Every quarter, every US public company has the same week. The external auditor — PCAOB-registered, paid by you, beholden to standards that say they have to find something — sits down with the controller and starts asking. Walk us through this revenue-recognition entry. Show us the approval chain. Prove the supporting evidence hasn't been modified since Q3 close.
In most stacks, this is a three-week project. Your ICFR documentation is spread across SharePoint, NetSuite, Workiva, and DocuSign. The auditor asks for fourteen things. Your team finds twelve. The other two take a week to track down. Your big-four firm bills you SOX-advisory uplift while they wait. Material weakness risk if anything is missing. Restatement risk if a control demonstrably failed.
The financial cost is real — $150,000 to $300,000 per walk-through cycle. The strategic cost is bigger. A material-weakness disclosure affects your stock price. A restatement triggers shareholder litigation. The CEO's and CFO's 302/906 certifications get more nervous every quarter, because nobody on the inside fully trusts that nothing has been silently edited.
What the auditor is actually testing
AS-1105, the PCAOB standard on audit evidence, has one core requirement: the evidence must be reliable. In SOX terms that's three things.
- The journal entry as it stood at close. Not the entry as it stands today. Not the entry from a backup somebody made. The entry, with every supporting field, as the system held it at Q3 close.
- The approval chain. Every signature, every authority delegation, every dual-approval check.
- Non-modification. The evidence must be provably unmodified between close and today.
If your stack is a bitemporal graph with a chained audit log, all three become one query.
The reconstruction
MATCH (je:JournalEntry) AT RECORDED '2026-09-30T23:59:00Z'
WHERE je.id = '2026-Q3-44218'
OPTIONAL MATCH (je)-[:APPROVED_BY]->(a:Approver)
OPTIONAL MATCH (je)-[:SUPPORTED_BY]->(d:Document)
OPTIONAL MATCH (je)-[:TESTED_BY]->(c:ControlTest)
OPTIONAL MATCH (je)-[:MATERIALITY_BY]->(m:Threshold)
RETURN je, collect(a), collect(d), c, m
The financials graph rolls back to 23:58 on September 30. The entry. Every approver in the chain, with their delegation authority at that moment. Every supporting document. The control test that ran on the entry. The materiality threshold check. The ASC 606 memo. The complete walk-through, in six minutes.
The non-modification proof
This is the part most stacks can't actually deliver. The auditor wants to know that the entry, the approval chain, and the control evidence have not been edited between close and today. In a SHA-256-chained audit log, the answer is one procedure:
CALL db.verifyAclChain('je:2026-Q3-44218', from='2026-09-30', to='now')
YIELD entries, tampered
RETURN entries, tampered
For a well-formed entry, the chain returns zero tampered entries. If any single field had been silently edited between close and today, the chain would name the broken link. AS-1105's evidence-integrity requirement, met cryptographically.
The lineage walk
The auditor's third question is "what other entries depend on the same control?" One lineage walk. Twenty-three additional entries share control C-312. All passed. None overridden. The materiality assessment for the entire control's blast radius is immediate.
The 302/906 certification
Every quarter, the CEO and CFO sign certifications attesting to the design and operating effectiveness of the company's internal controls. With a chain underneath, those certifications stop being a leap of faith.
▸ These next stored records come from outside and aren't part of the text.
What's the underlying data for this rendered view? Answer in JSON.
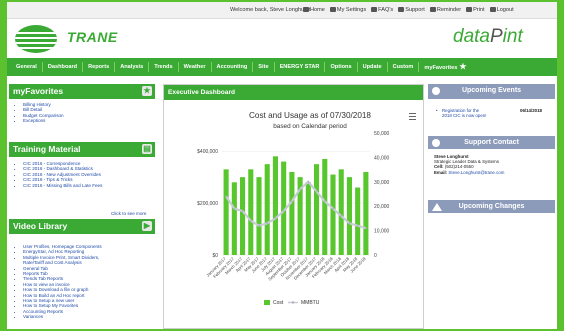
{
  "topbar": {
    "welcome": "Welcome back, Steve Longhurst",
    "links": [
      "Home",
      "My Settings",
      "FAQ's",
      "Support",
      "Reminder",
      "Print",
      "Logout"
    ]
  },
  "header": {
    "brand": "TRANE",
    "product_a": "data",
    "product_b": "P",
    "product_c": "int"
  },
  "nav": {
    "items": [
      "General",
      "Dashboard",
      "Reports",
      "Analysis",
      "Trends",
      "Weather",
      "Accounting",
      "Site",
      "ENERGY STAR",
      "Options",
      "Update",
      "Custom"
    ],
    "favorites": "myFavorites"
  },
  "favorites_panel": {
    "title": "myFavorites",
    "items": [
      "Billing History",
      "Bill Detail",
      "Budget Comparison",
      "Exceptions"
    ]
  },
  "training_panel": {
    "title": "Training Material",
    "items": [
      "CIC 2016 - Correspondence",
      "CIC 2016 - Dashboard & Statistics",
      "CIC 2016 - New Adjustment Overrides",
      "CIC 2016 - Tips & Tricks",
      "CIC 2016 - Missing Bills and Late Fees"
    ],
    "more": "Click to see more"
  },
  "video_panel": {
    "title": "Video Library",
    "items": [
      "User Profiles, Homepage Components",
      "EnergyStar, Ad Hoc Reporting",
      "Multiple Invoice Print, Smart Dividers,",
      "Rate/Tariff and Cost Analysis",
      "General Tab",
      "Reports Tab",
      "Trends Tab Reports",
      "How to view an invoice",
      "How to Download a file or graph",
      "How to Build an Ad Hoc report",
      "How to Setup a new user",
      "How to Setup My Favorites",
      "Accounting Reports",
      "Variances"
    ]
  },
  "dashboard": {
    "title": "Executive Dashboard"
  },
  "events_panel": {
    "title": "Upcoming Events",
    "event_text_1": "Registration for the",
    "event_text_2": "2018 CIC is now open!",
    "event_date": "06/14/2018"
  },
  "support_panel": {
    "title": "Support Contact",
    "name": "Steve Longhurst",
    "role": "Strategic Leader Data & Systems",
    "cell_label": "Cell:",
    "cell": "(502)214-0550",
    "email_label": "Email:",
    "email": "Steve.Longhurst@trane.com"
  },
  "changes_panel": {
    "title": "Upcoming Changes"
  },
  "colors": {
    "brand_green": "#3aaa35",
    "bg_green": "#5cc12e",
    "bar": "#58c72d",
    "line": "#c8cbd6",
    "right_header": "#8d9bbb"
  },
  "chart_data": {
    "type": "bar",
    "title": "Cost and Usage as of 07/30/2018",
    "subtitle": "based on Calendar period",
    "categories": [
      "January 2017",
      "February 2017",
      "March 2017",
      "April 2017",
      "May 2017",
      "June 2017",
      "July 2017",
      "August 2017",
      "September 2017",
      "October 2017",
      "November 2017",
      "December 2017",
      "January 2018",
      "February 2018",
      "March 2018",
      "April 2018",
      "May 2018",
      "June 2018"
    ],
    "y_left_ticks": [
      "$0",
      "$200,000",
      "$400,000"
    ],
    "y_right_ticks": [
      "0",
      "10,000",
      "20,000",
      "30,000",
      "40,000",
      "50,000"
    ],
    "ylim_left": [
      0,
      470000
    ],
    "ylim_right": [
      0,
      50000
    ],
    "series": [
      {
        "name": "Cost",
        "type": "bar",
        "values": [
          330000,
          280000,
          300000,
          330000,
          300000,
          350000,
          380000,
          360000,
          320000,
          300000,
          280000,
          350000,
          370000,
          310000,
          330000,
          300000,
          260000,
          320000
        ]
      },
      {
        "name": "MMBTU",
        "type": "line",
        "values": [
          24000,
          19000,
          18000,
          14000,
          12000,
          13000,
          15000,
          18000,
          22000,
          27000,
          30000,
          26000,
          22000,
          19000,
          16000,
          13000,
          12000,
          11000
        ]
      }
    ],
    "legend": [
      "Cost",
      "MMBTU"
    ],
    "legend_position": "bottom"
  }
}
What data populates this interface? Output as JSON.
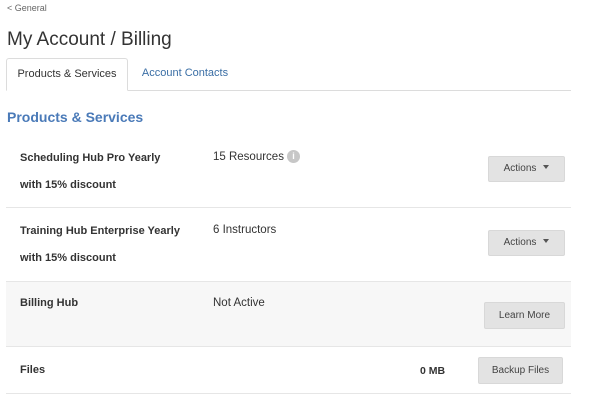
{
  "nav": {
    "back_label": "< General"
  },
  "header": {
    "title": "My Account / Billing"
  },
  "tabs": [
    {
      "label": "Products & Services",
      "active": true
    },
    {
      "label": "Account Contacts",
      "active": false
    }
  ],
  "section": {
    "title": "Products & Services"
  },
  "products": [
    {
      "name": "Scheduling Hub Pro Yearly with 15% discount",
      "detail": "15 Resources",
      "has_info_icon": true,
      "button": "Actions"
    },
    {
      "name": "Training Hub Enterprise Yearly with 15% discount",
      "detail": "6 Instructors",
      "button": "Actions"
    },
    {
      "name": "Billing Hub",
      "detail": "Not Active",
      "button": "Learn More"
    }
  ],
  "files": {
    "name": "Files",
    "size": "0 MB",
    "button": "Backup Files"
  },
  "icons": {
    "info": "info-icon",
    "dropdown": "caret-down-icon"
  },
  "colors": {
    "accent": "#4a7ab8",
    "tab_link": "#3a6ea5",
    "button_bg": "#e3e3e3"
  }
}
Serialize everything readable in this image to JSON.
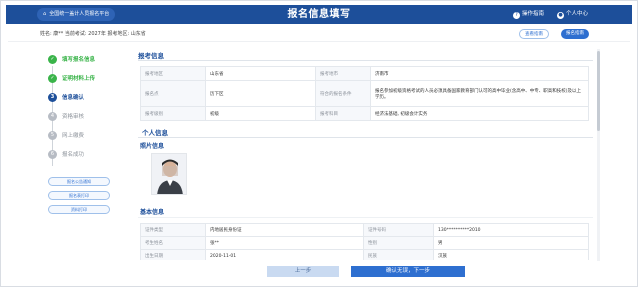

The chain proves the controls fired. The chain proves no entry was modified. The certification is backed by math, not by hope.
The numbers
A three-week, $200,000 SOX walk-through cycle becomes a six-minute query. No material weakness disclosure. No restatement. No going-concern footnote. The 302/906 certification gains the property every CFO actually wants: defensible.